“March of the Penguins” Review

March of the Penguins (La Marche de l’empereur) (2005)

Penguins are living lessons in caring for the earth and its creatures, in all their beauty and vulnerability.” Charles Bergman

This beautiful documentary, narrated by Morgan Freeman, gets close and personal with emperor penguins, marvellous, unique animals that reside in one of the harshest environments found on Earth – Antarctica. From penguins’ tricky courting rituals to the hatching of an egg, a remarkable moment, and the raising of chicks, March of the Penguins follows every step in emperor penguins’ lives, providing much insight.

The documentary opens with splendid vistas of the South Pole, where nature is untouched. The film does not even have to have much by way of a story as any shot of penguins is enough to do its job to entertain, so remarkable and fascinating these creatures are. We learn that in every step of their lives, emperor penguins have to be very resourceful and patient to survive. At the end of each Antarctic summer, the emperor penguins journey to their common breeding ground, where they mate, which is a complicating process. And, when the egg is hatched, the female penguin must transfer it to her male and start making her way back to sea to search for food. It is this food she then has to bring back to her new-born chick, who finds itself miles away from its mother.
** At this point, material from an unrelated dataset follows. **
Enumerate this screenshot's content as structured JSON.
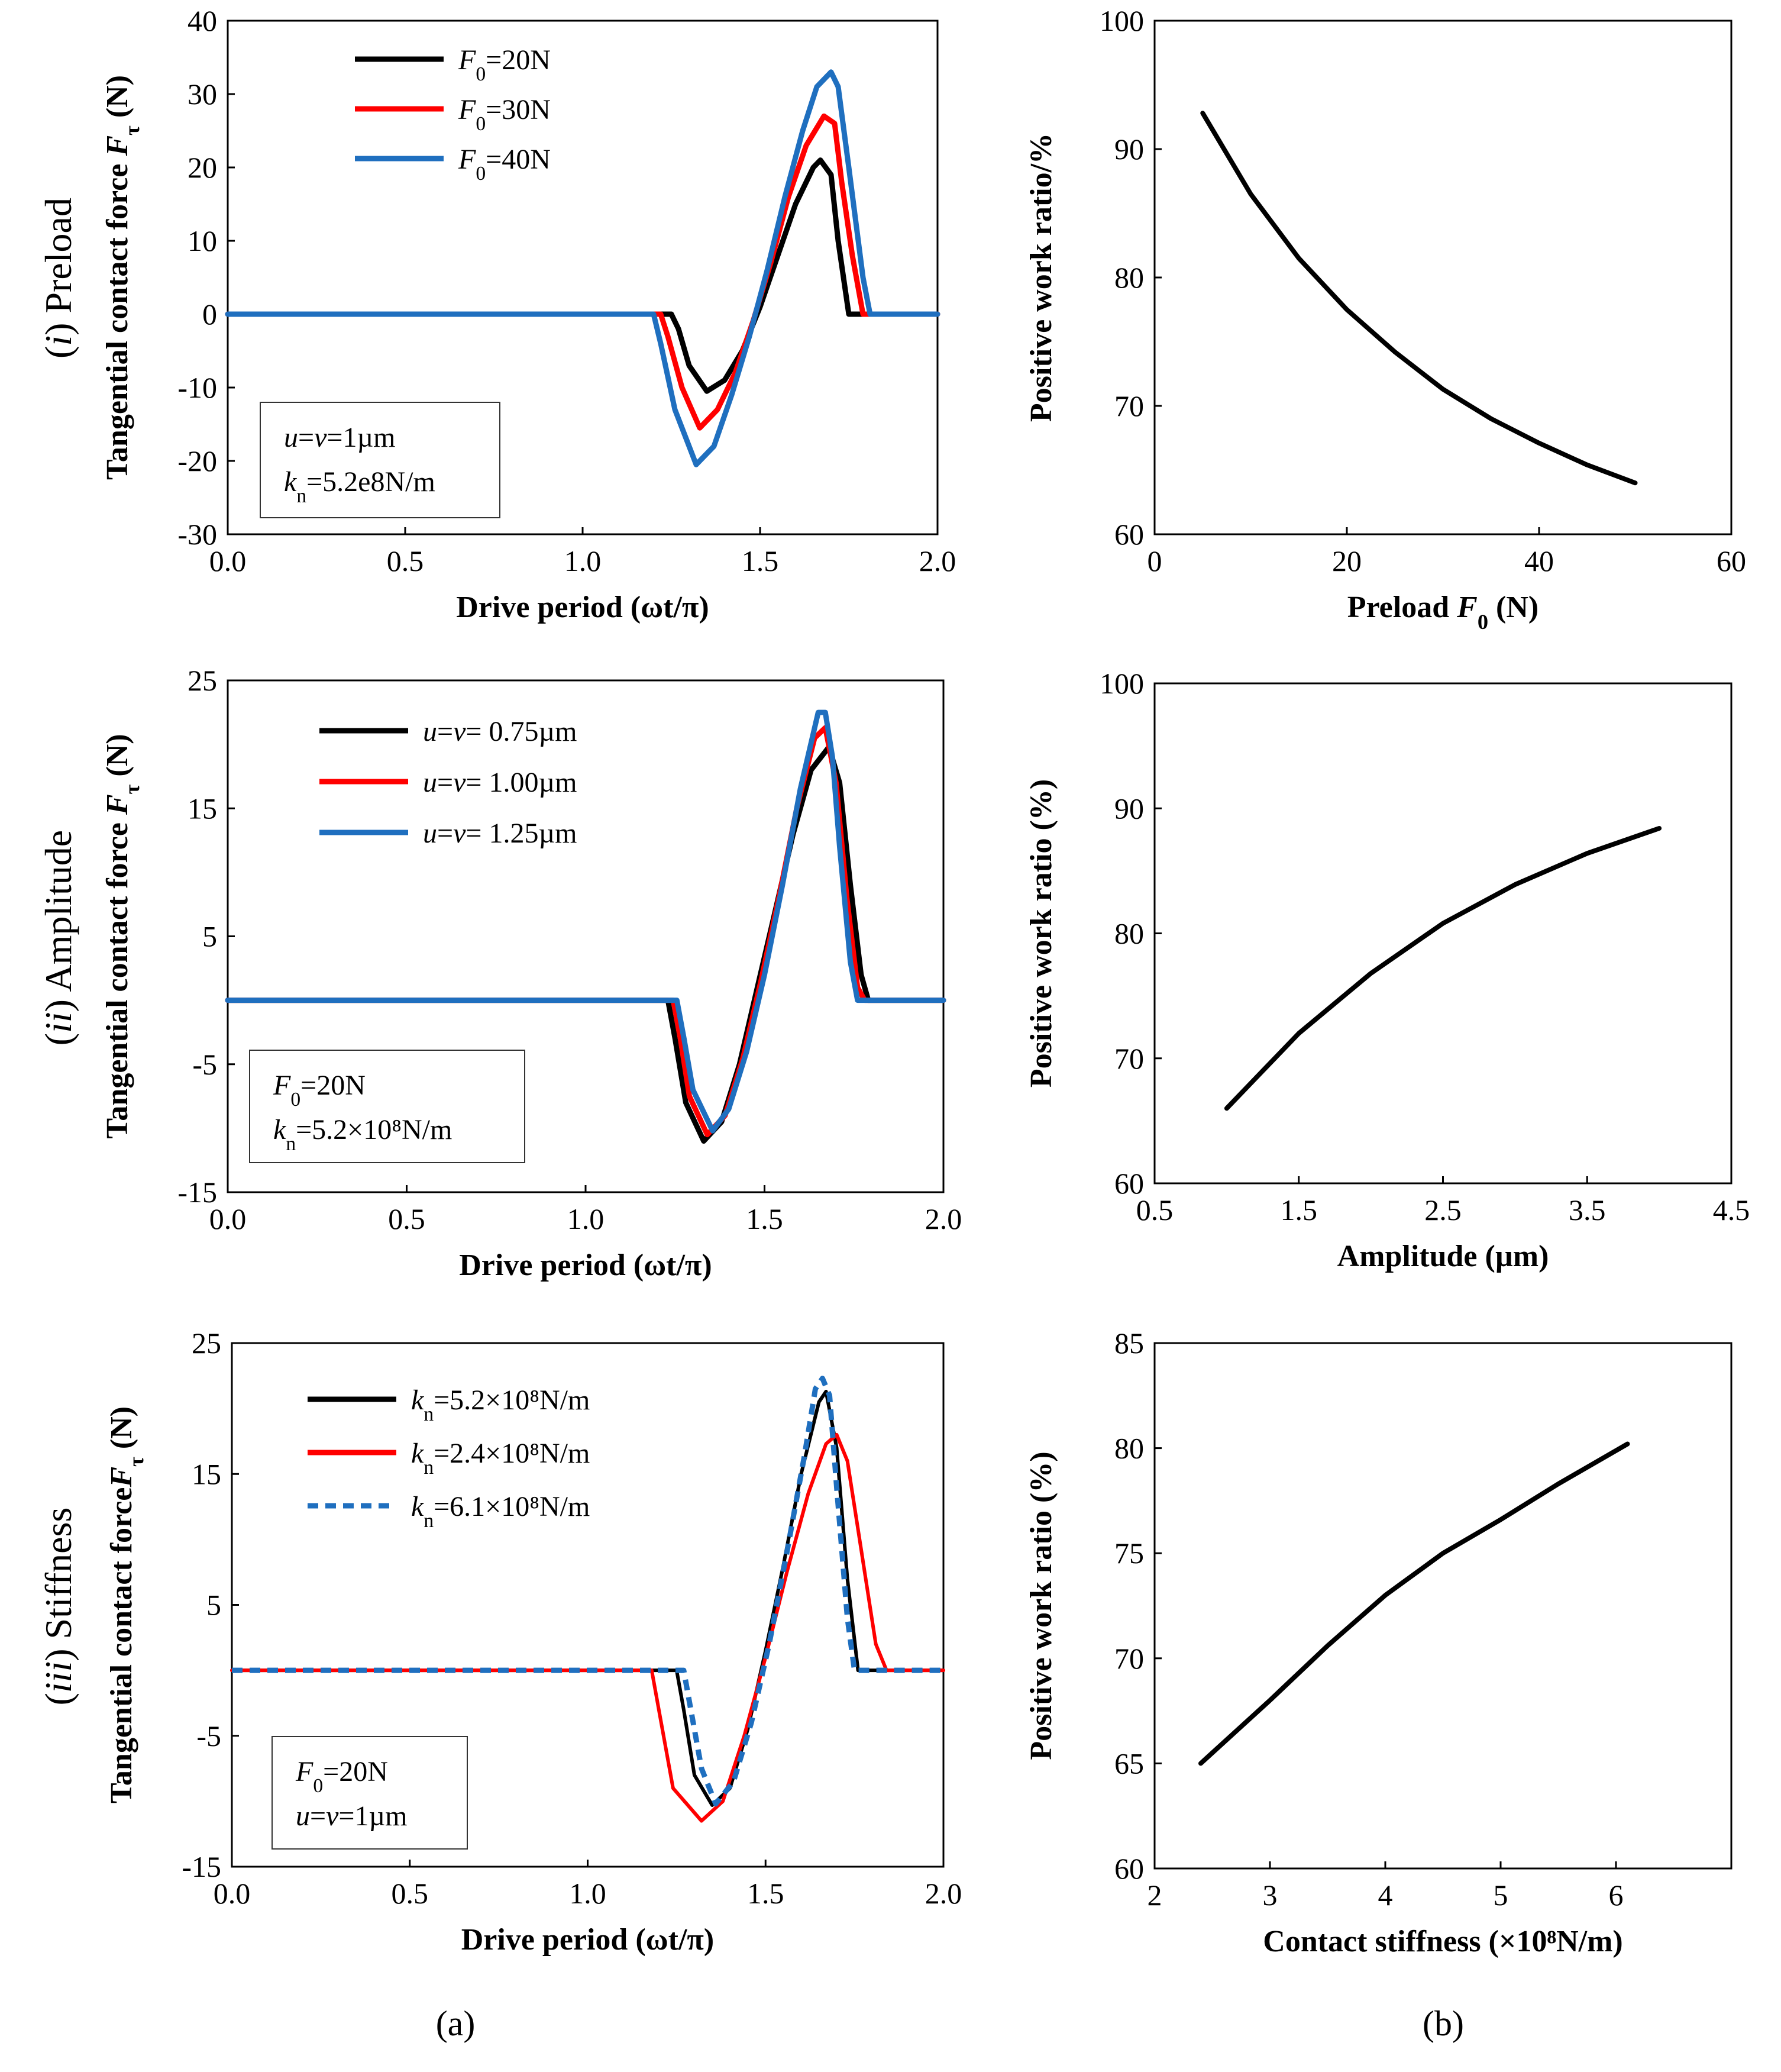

This means that the father-penguin must stay first with their egg and then with the chick, waiting patiently for the mother’s return over three cold and dark months.

The most memorable parts of the documentary are definitely the hatching of an egg and one chick’s first steps. Chicks of emperor penguins must be some of the most adorable animals on Earth. They look so cute they hardly appear real, but resemble soft toys. The film even touches on the issue of overfishing by humans. This means that there is not enough food available for the very young among penguins in many places, and many chicks die. This issue is very sad and needs to be addressed.

It may be hard to believe, but there are still plenty of scientific mysteries that surround emperor penguins, those creatures that are “birds, but won’t fly”, that “live partly in the sea, but won’t swim…” One such mystery is the uncertainty as to how emperor penguins find their way (the Sun? “internal” navigation?), and that applies to mother-penguins who have to find their way home to their chicks over long distances after feeding, and then able to recognise their offsprings from hundreds of thousands of other penguins.

Perhaps, March of the Penguins does “humanise” the penguins to provide for a more interesting viewing experience, but there is nothing wrong for it to emphasise the love and warmth of parents towards their young. Winner of an Academy Award, March of the Penguins is a magnificently-shot documentary, which is full of wonder, showcasing some of the most remarkable animals on earth that have a truly unique relationship with their environment.